Or again the plaintiff tries to show that when he was thrown from the wagon he bruised his right elbow. The counsel objects there is nothing about injuries to his right elbow in the Bill of Particulars, therefore he can not prove it. The Bill of Particulars says that he hurt his hand, scratched the forearm, and injured the right shoulder, but says nothing about the elbow. Grave consultation by the learned lawyers and the judge ensues. The defendant's lawyer is right, there is nothing in the pleadings about the elbow.

The case can not go on until that important question is settled. There is argument on both sides. The client looks anxious. The jury sit and wonder what that phrase of "the delay of the law" may mean. Finally a bright idea occurs to the lawyer.

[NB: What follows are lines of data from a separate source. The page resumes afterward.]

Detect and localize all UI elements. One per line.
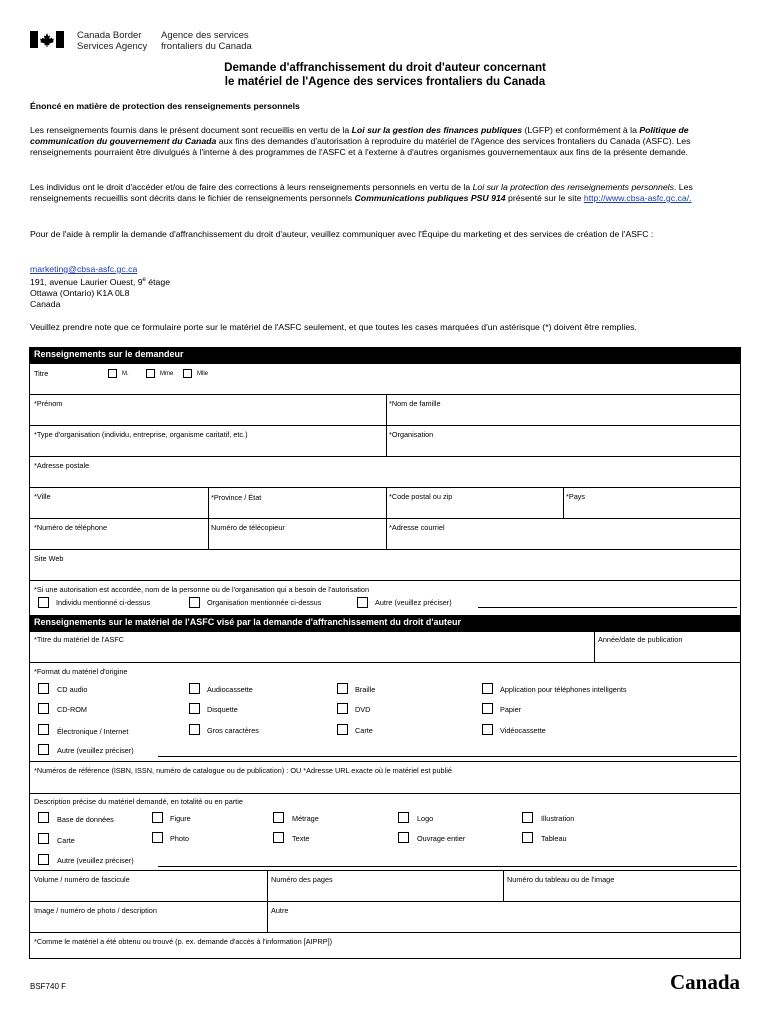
row-divider xyxy=(29,456,741,457)
col-divider xyxy=(208,487,209,518)
p1-text-a: Les renseignements fournis dans le présent document sont recueillis en vertu de la xyxy=(30,125,352,135)
agency-name-fr xyxy=(161,30,252,52)
format-option-label: Vidéocassette xyxy=(500,726,546,735)
checkbox-carte-format[interactable] xyxy=(337,724,348,735)
checkbox-m-label: M. xyxy=(122,371,129,377)
checkbox-autre-autorisation[interactable] xyxy=(357,597,368,608)
part-autre-label: Autre (veuillez préciser) xyxy=(57,856,134,865)
references-label: *Numéros de référence (ISBN, ISSN, numéro de catalogue ou de publication) : OU *Adresse URL exacte où le matériel est publié xyxy=(34,766,452,775)
prenom-label: *Prénom xyxy=(34,399,63,408)
part-option-label: Tableau xyxy=(541,834,567,843)
volume-label: Volume / numéro de fascicule xyxy=(34,875,130,884)
col-divider xyxy=(503,870,504,901)
agency-name-en-line-1: Canada Border xyxy=(77,30,142,41)
p2-text-e: présenté sur le site xyxy=(505,193,584,203)
checkbox-mme-label: Mme xyxy=(160,371,174,377)
checkbox-tableau[interactable] xyxy=(522,832,533,843)
checkbox-mme[interactable] xyxy=(146,369,155,378)
contact-address xyxy=(30,264,742,310)
autre-partie-input[interactable] xyxy=(158,866,737,867)
image-photo-label: Image / numéro de photo / description xyxy=(34,906,157,915)
address-line-3: Canada xyxy=(30,298,61,309)
pays-label: *Pays xyxy=(566,492,586,501)
format-option-label: Braille xyxy=(355,685,376,694)
row-divider xyxy=(29,394,741,395)
checkbox-gros-caracteres[interactable] xyxy=(189,724,200,735)
p2-text-c: . Les renseignements recueillis sont décrits dans le fichier de renseignements personnels xyxy=(30,182,693,203)
part-option-label: Illustration xyxy=(541,814,575,823)
checkbox-ouvrage-entier[interactable] xyxy=(398,832,409,843)
privacy-act-title: Loi sur la protection des renseignements personnels xyxy=(472,182,674,192)
address-line-1-sup: e xyxy=(142,277,146,283)
format-option-label: Audiocassette xyxy=(207,685,253,694)
part-option-label: Base de données xyxy=(57,815,114,824)
row-divider xyxy=(29,793,741,794)
privacy-paragraph-3: Pour de l'aide à remplir la demande d'affranchissement du droit d'auteur, veuillez communiquer avec l'Équipe du marketing et des services de création de l'ASFC : xyxy=(30,229,654,239)
form-number: BSF740 F xyxy=(30,982,67,991)
checkbox-illustration[interactable] xyxy=(522,812,533,823)
psu-914-title: Communications publiques PSU 914 xyxy=(354,193,506,203)
row-divider xyxy=(29,580,741,581)
col-divider xyxy=(563,487,564,518)
checkbox-papier[interactable] xyxy=(482,703,493,714)
page-title-line-1: Demande d'affranchissement du droit d'auteur concernant xyxy=(224,61,546,74)
col-divider xyxy=(386,487,387,518)
address-line-1 xyxy=(30,275,742,288)
col-divider xyxy=(386,518,387,549)
checkbox-videocassette[interactable] xyxy=(482,724,493,735)
section-applicant-frame xyxy=(29,363,741,616)
checkbox-electronique-internet[interactable] xyxy=(38,724,49,735)
format-autre-label: Autre (veuillez préciser) xyxy=(57,746,134,755)
titre-materiel-label: *Titre du matériel de l'ASFC xyxy=(34,635,124,644)
obtenu-label: *Comme le matériel a été obtenu ou trouvé (p. ex. demande d'accès à l'information [AIPRP]) xyxy=(34,937,333,946)
part-option-label: Carte xyxy=(57,836,75,845)
organisation-label: *Organisation xyxy=(389,430,434,439)
row-divider xyxy=(29,425,741,426)
checkbox-autre-autorisation-label: Autre (veuillez préciser) xyxy=(375,598,452,607)
part-option-label: Texte xyxy=(292,834,310,843)
titre-label: Titre xyxy=(34,369,49,378)
format-option-label: CD-ROM xyxy=(57,705,87,714)
format-option-label: Disquette xyxy=(207,705,238,714)
page-title-line-2: le matériel de l'Agence des services frontaliers du Canada xyxy=(224,75,546,88)
checkbox-figure[interactable] xyxy=(152,812,163,823)
checkbox-cd-audio[interactable] xyxy=(38,683,49,694)
checkbox-braille[interactable] xyxy=(337,683,348,694)
format-option-label: Papier xyxy=(500,705,522,714)
format-label: *Format du matériel d'origine xyxy=(34,667,128,676)
row-divider xyxy=(29,518,741,519)
checkbox-carte-partie[interactable] xyxy=(38,833,49,844)
numero-pages-label: Numéro des pages xyxy=(271,875,333,884)
privacy-paragraph-1 xyxy=(30,125,742,158)
p1-text-c: (LGFP) et conformément à la xyxy=(522,125,640,135)
checkbox-mlle[interactable] xyxy=(183,369,192,378)
checkbox-application-telephones[interactable] xyxy=(482,683,493,694)
ville-label: *Ville xyxy=(34,492,51,501)
row-divider xyxy=(29,487,741,488)
canada-wordmark: Canada xyxy=(669,970,740,994)
privacy-heading: Énoncé en matière de protection des renseignements personnels xyxy=(30,101,300,111)
address-line-1-b: étage xyxy=(145,276,171,287)
numero-tableau-label: Numéro du tableau ou de l'image xyxy=(507,875,615,884)
row-divider xyxy=(29,761,741,762)
section-applicant-header: Renseignements sur le demandeur xyxy=(29,347,741,363)
autorisation-label: *Si une autorisation est accordée, nom de la personne ou de l'organisation qui a besoin de l'autorisation xyxy=(34,585,370,594)
checkbox-individu-label: Individu mentionné ci-dessus xyxy=(56,598,151,607)
address-line-1-a: 191, avenue Laurier Ouest, 9 xyxy=(30,276,143,287)
section-material-header: Renseignements sur le matériel de l'ASFC visé par la demande d'affranchissement du droit d'auteur xyxy=(29,615,741,631)
checkbox-texte[interactable] xyxy=(273,832,284,843)
format-option-label: CD audio xyxy=(57,685,88,694)
checkbox-photo[interactable] xyxy=(152,832,163,843)
col-divider xyxy=(208,518,209,549)
col-divider xyxy=(386,425,387,456)
agency-name-fr-line-1: Agence des services xyxy=(161,30,249,41)
code-postal-label: *Code postal ou zip xyxy=(389,492,453,501)
checkbox-m[interactable] xyxy=(108,369,117,378)
checkbox-dvd[interactable] xyxy=(337,703,348,714)
address-line-2: Ottawa (Ontario) K1A 0L8 xyxy=(30,287,130,298)
description-label: Description précise du matériel demandé, en totalité ou en partie xyxy=(34,797,243,806)
lgfp-title: Loi sur la gestion des finances publiques xyxy=(351,125,523,135)
row-divider xyxy=(29,662,741,663)
part-option-label: Figure xyxy=(170,814,191,823)
checkbox-audiocassette[interactable] xyxy=(189,683,200,694)
checkbox-disquette[interactable] xyxy=(189,703,200,714)
telecopieur-label: Numéro de télécopieur xyxy=(211,523,285,532)
annee-publication-label: Année/date de publication xyxy=(598,635,683,644)
agency-name-fr-line-2: frontaliers du Canada xyxy=(161,41,252,52)
checkbox-autre-partie[interactable] xyxy=(38,854,49,865)
privacy-paragraph-2 xyxy=(30,182,742,204)
checkbox-cd-rom[interactable] xyxy=(38,703,49,714)
autre-format-input[interactable] xyxy=(158,756,737,757)
row-divider xyxy=(29,932,741,933)
courriel-label: *Adresse courriel xyxy=(389,523,445,532)
checkbox-logo[interactable] xyxy=(398,812,409,823)
format-option-label: Gros caractères xyxy=(207,726,259,735)
row-divider xyxy=(29,901,741,902)
checkbox-autre-format[interactable] xyxy=(38,744,49,755)
row-divider xyxy=(29,549,741,550)
p2-text-a: Les individus ont le droit d'accéder et/ou de faire des corrections à leurs renseignements personnels en vertu de la xyxy=(30,182,473,192)
nom-famille-label: *Nom de famille xyxy=(389,399,441,408)
marketing-email-link[interactable]: marketing@cbsa-asfc.gc.ca xyxy=(30,264,138,274)
type-organisation-label: *Type d'organisation (individu, entreprise, organisme caritatif, etc.) xyxy=(34,430,248,439)
format-option-label: Application pour téléphones intelligents xyxy=(500,685,627,694)
format-option-label: Carte xyxy=(355,726,373,735)
part-option-label: Logo xyxy=(417,814,434,823)
checkbox-organisation-label: Organisation mentionnée ci-dessus xyxy=(207,598,322,607)
format-option-label: Électronique / Internet xyxy=(57,727,129,736)
part-option-label: Métrage xyxy=(292,814,319,823)
part-option-label: Photo xyxy=(170,834,190,843)
format-option-label: DVD xyxy=(355,705,371,714)
agency-name-en xyxy=(77,30,147,52)
site-web-label: Site Web xyxy=(34,554,64,563)
required-fields-note: Veuillez prendre note que ce formulaire porte sur le matériel de l'ASFC seulement, et que toutes les cases marquées d'un astérisque (*) doivent être remplies. xyxy=(30,322,637,332)
canada-flag-icon xyxy=(30,31,64,48)
col-divider xyxy=(386,394,387,425)
province-label: *Province / État xyxy=(211,493,262,502)
cbsa-website-link[interactable]: http://www.cbsa-asfc.gc.ca/. xyxy=(583,193,692,203)
part-option-label: Ouvrage entier xyxy=(417,834,466,843)
checkbox-individu[interactable] xyxy=(38,597,49,608)
agency-name-en-line-2: Services Agency xyxy=(77,41,148,52)
telephone-label: *Numéro de téléphone xyxy=(34,523,108,532)
col-divider xyxy=(594,631,595,662)
communication-policy-title: Politique de communication du gouvernement du Canada xyxy=(30,125,689,146)
p1-text-e: aux fins des demandes d'autorisation à reproduire du matériel de l'Agence des services frontaliers du Canada (ASFC). Les renseignements pourraient être divulgués à l'interne à des programmes de l'ASFC et à l'externe à d'autres organismes gouvernementaux aux fins de la présente demande. xyxy=(30,136,691,157)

"I move to amend, your Honor, so as to include the elbow." The other side looks shocked and disgusted. "What, move to amend in such a casual way as that. The pleading is a serious thing. It has been sworn to, you may not amend a sworn statement in that offhand way." The judge says that he will allow the amendment but if the other side is surprised he will grant an adjournment of the trial to another day. The other side says, "Pardon me a moment until I consult with my client." The judge smiles. The lawyer goes over to his client and the client says, "For goodness' sake don't adjourn. I've broken up my business for a week to come here now; what's all this fuss about pleadings; let's get on with the case." The lawyer returns to the bar. "We have decided to proceed."

"Amendment allowed," says the judge. The witness now tells about hurting his elbow.

The preparation of a case goes on behind the scenes and before the drama begins. The attempts to rehearse are piece-meal. First one witness is seen, then another, their stories are told, their statements are taken, and they are drilled in their parts. They are told as to what facts they must testify. In one large company that has a quantity of damage suits, there is said to be a school for witnesses where there are dress rehearsals and they are taught how to behave in court.

The greatest farce that occurs in the court-room is the part of preparation that is involved in getting a case on for trial. There being no limit to the time to examine witnesses, to hear arguments, to listen to objections, it is said to be impossible to tell how long a case is going to take. Consequently the calendar having been called, the cases following are answered ready, by office-boys with no expectation of their being immediately reached.

The grave and reverend judge looks over his desk and calls the case of Bowring vs. Bowring. "Ready for the plaintiff," answers a rosy-cheeked boy. "Ready for the defendant," answers another. They look rather young to be trying a case. It is marked ready and the office-boys sit about the court and telephone to the lawyers when they think there is a chance of being nearly reached. This often takes several days. In the meanwhile the cases ahead of the Bowring case have been dragging out their slow and weary performance on the court stage. Matters of fact that should have taken five minutes to bring out by the present usual laborious system of proof, have taken two hours. Argument of counsel on abstruse questions of law have worn and confused the jury and the clients, who have become exhausted and impatient.

The clients and witnesses may have been sitting, trying to understand and becoming more and more mystified.

The dealings of open-handed Justice ought to be plain, prompt, and understandable; instead to the spectator she seems a mysterious jade with no understanding of everyday life. She keeps them waiting there without reason. If the case is marked ready it ought to be ready. The business man feels that Justice is extremely tardy in keeping her appointments.

His natural reverence for abstract Justice prevents him formulating these thoughts, but he continues to wonder. Not understanding the cause he becomes dissatisfied and his experience in court leaves a profound contempt for the system of jurisprudence. He thinks that if any man conducted his own business on the method and plans on which the courts are being run he would soon be bankrupt.